-
Notifications
You must be signed in to change notification settings - Fork 2.6k
Description
I'd love to see the CPU flags exported. /proc/cpuinfo that is already used to export a bunch of metrics has flags and bugs fields:
flags : fpu vme de pse tsc msr pae mce cx8 apic sep mtrr pge mca cmov pat pse36 clflush dts mmx fxsr sse sse2 ss syscall nx pdpe1gb rdtscp lm constant_tsc arch_perfmon pebs bts nopl xtopology tsc_reliable nonstop_tsc cpuid pni pclmulqdq ssse3 fma cx16 pcid sse4_1 sse4_2 x2apic movbe popcnt tsc_deadline_timer aes xsave avx f16c rdrand hypervisor lahf_lm abm 3dnowprefetch cpuid_fault invpcid_single pti ssbd ibrs ibpb stibp fsgsbase tsc_adjust bmi1 avx2 smep bmi2 invpcid rdseed adx smap xsaveopt arat md_clear flush_l1d arch_capabilities
bugs : cpu_meltdown spectre_v1 spectre_v2 spec_store_bypass l1tf mds swapgs itlb_multihit
I guess a pragmatic solution would be to add each of those as a (potentially long) label to node_cpu_info, or add a new node_cpu_flags if we do not want to blow up the info metrics.

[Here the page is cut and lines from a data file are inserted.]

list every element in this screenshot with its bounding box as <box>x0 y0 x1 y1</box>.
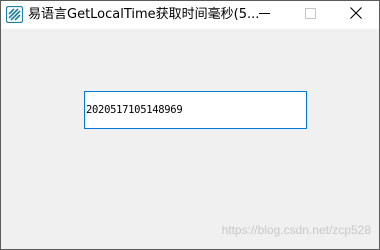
app-window: 易语言GetLocalTime获取时间毫秒(5... 2020517105148… <box>0 0 380 250</box>
time-edit-box[interactable]: 2020517105148969 <box>84 91 307 129</box>
minimize-button[interactable] <box>241 1 287 29</box>
close-button[interactable] <box>333 1 379 29</box>
e-language-app-icon[interactable] <box>5 5 24 24</box>
window-title: 易语言GetLocalTime获取时间毫秒(5... <box>28 7 260 22</box>
time-value: 2020517105148969 <box>86 104 183 116</box>
maximize-icon <box>304 6 316 24</box>
client-area: 2020517105148969 https://blog.csdn.net/z… <box>1 29 379 249</box>
watermark: https://blog.csdn.net/zcp528 <box>221 223 371 237</box>
title-bar[interactable]: 易语言GetLocalTime获取时间毫秒(5... <box>1 1 379 29</box>
minimize-icon <box>258 6 270 24</box>
close-icon <box>350 6 362 24</box>
maximize-button[interactable] <box>287 1 333 29</box>
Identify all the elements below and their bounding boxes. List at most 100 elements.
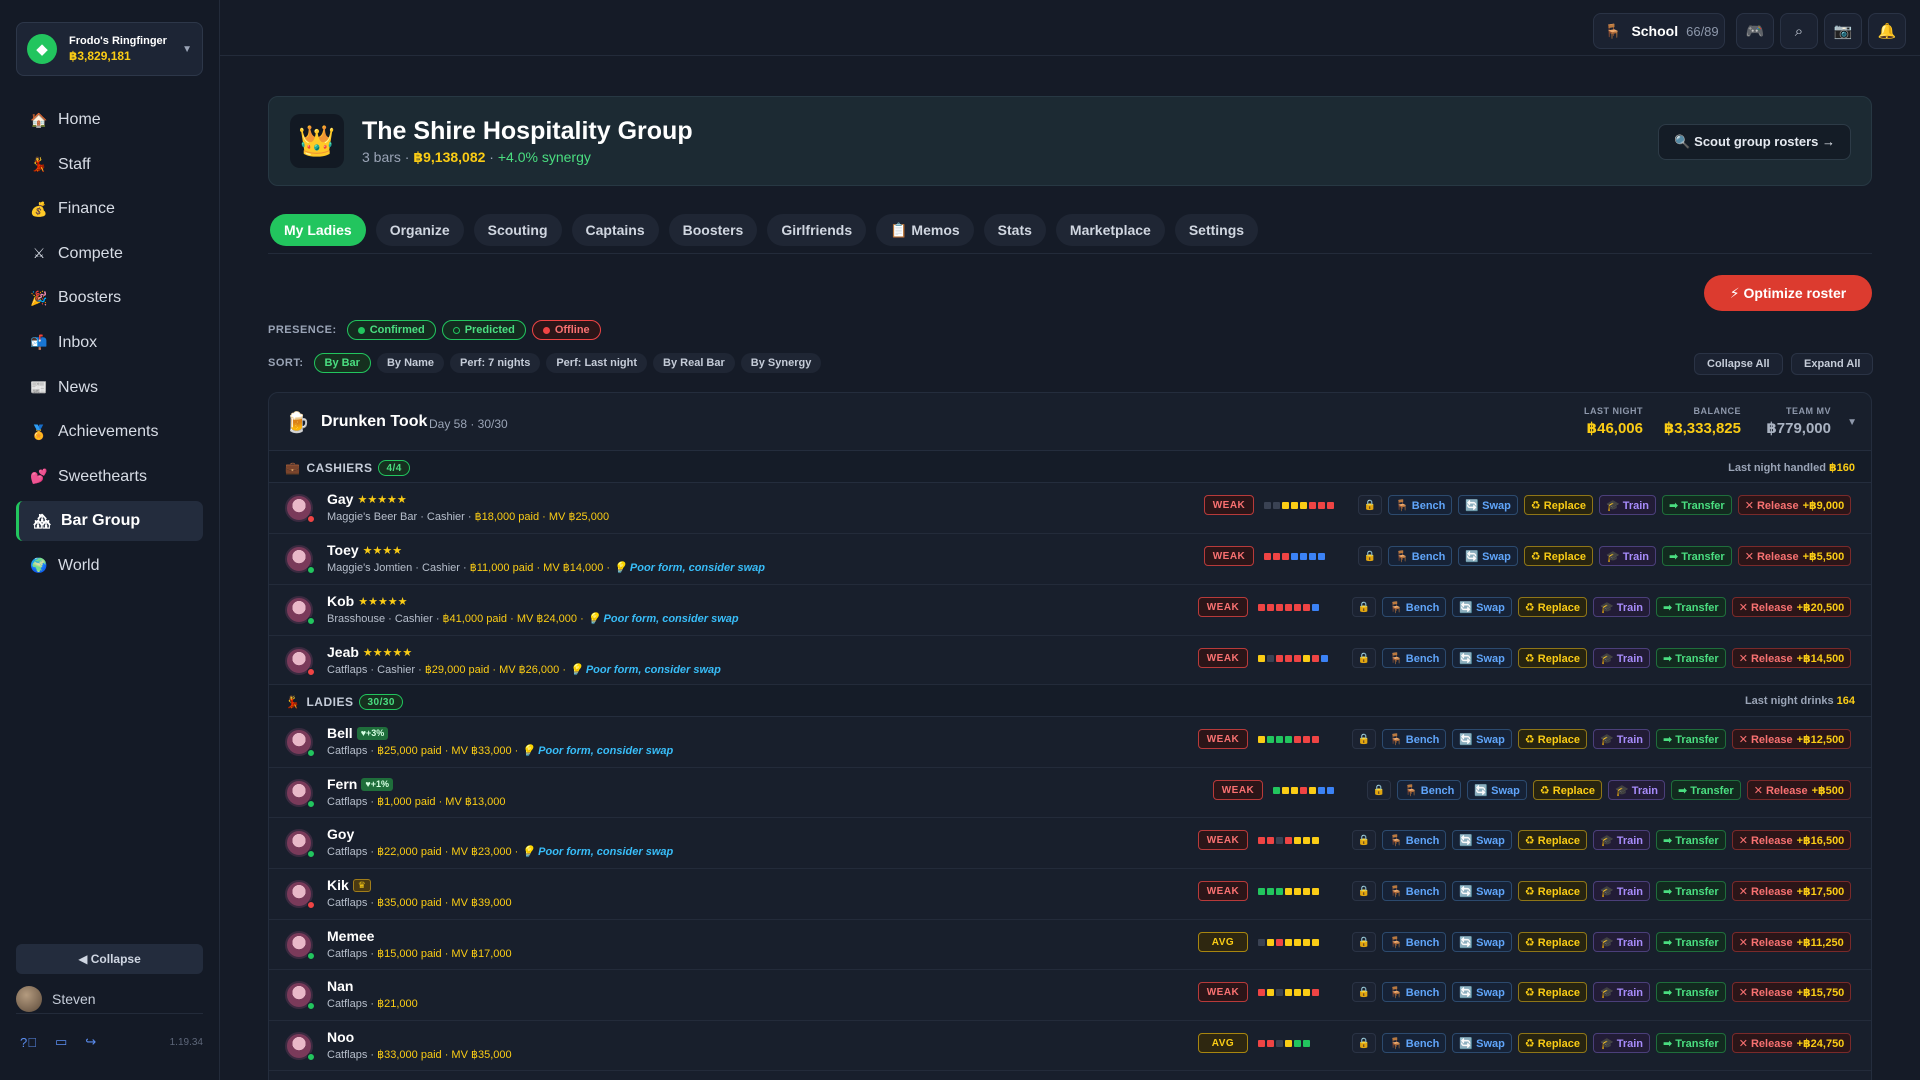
user-profile[interactable]: Steven [16,985,203,1014]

Why? Observation shows that even configuration and cluster management had specific CPU flags not enabled for VMs or even physical servers in some cases. Running without AVX or virtualization features enabled results in very weird performance issues depending on where your application is scheduled.
This will add a none or a single time series per node, and even fewer new key/value sets per Prometheus server -- this is expected to be the same for at least large sets of servers per cluster in usual setups...
I'd go hands on for this and provide the implementation, but wanted to check on agreement first.